Sergio Schoklender reveló un presunto armado de causas contra el PRO financiado por el Estado
El ex apoderado de la Fundación Madres de Plaza de Mayo apuntó contra Aníbal Fernández y el abogado Eduardo Barcesat.
El exapoderado de la Fundación Madres de Plaza de Mayo, Sergio Schoklender, amplió este miércoles su declaración indagatoria en el marco del juicio oral por la causa Sueños Compartidos.

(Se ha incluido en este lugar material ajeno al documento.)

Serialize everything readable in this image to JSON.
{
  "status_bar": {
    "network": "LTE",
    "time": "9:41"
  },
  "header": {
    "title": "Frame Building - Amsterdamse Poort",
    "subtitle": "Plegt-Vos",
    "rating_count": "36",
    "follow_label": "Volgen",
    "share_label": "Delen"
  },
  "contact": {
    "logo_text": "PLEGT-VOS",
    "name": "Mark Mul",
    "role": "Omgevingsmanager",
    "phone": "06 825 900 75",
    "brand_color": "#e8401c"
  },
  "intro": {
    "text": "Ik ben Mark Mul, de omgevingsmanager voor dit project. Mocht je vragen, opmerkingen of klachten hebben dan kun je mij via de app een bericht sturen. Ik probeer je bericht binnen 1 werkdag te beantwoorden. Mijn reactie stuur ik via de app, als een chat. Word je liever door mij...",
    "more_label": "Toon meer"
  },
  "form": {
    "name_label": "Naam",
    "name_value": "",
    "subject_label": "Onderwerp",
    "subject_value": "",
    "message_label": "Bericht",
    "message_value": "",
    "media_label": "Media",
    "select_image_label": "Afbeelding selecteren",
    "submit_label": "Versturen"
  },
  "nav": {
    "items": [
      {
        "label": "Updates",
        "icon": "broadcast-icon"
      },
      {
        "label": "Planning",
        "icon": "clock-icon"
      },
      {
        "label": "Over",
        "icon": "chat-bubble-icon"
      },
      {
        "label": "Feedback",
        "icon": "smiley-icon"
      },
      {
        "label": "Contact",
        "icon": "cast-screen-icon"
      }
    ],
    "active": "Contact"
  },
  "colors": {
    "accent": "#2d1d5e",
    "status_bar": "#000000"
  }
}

Durante su exposición ante el Tribunal Oral Federal 5, el imputado afirmó que el exministro Aníbal Fernández financió de forma fija a un abogado a través de un centro de investigación de la entidad con el único propósito de inventar denuncias permanentes contra el PRO.
Subsidios y denuncias en la Universidad de las Madres
De acuerdo con el testimonio brindado en la audiencia, el constitucionalista Eduardo Barcesat habría convencido a Hebe de Bonafini para articular el mecanismo.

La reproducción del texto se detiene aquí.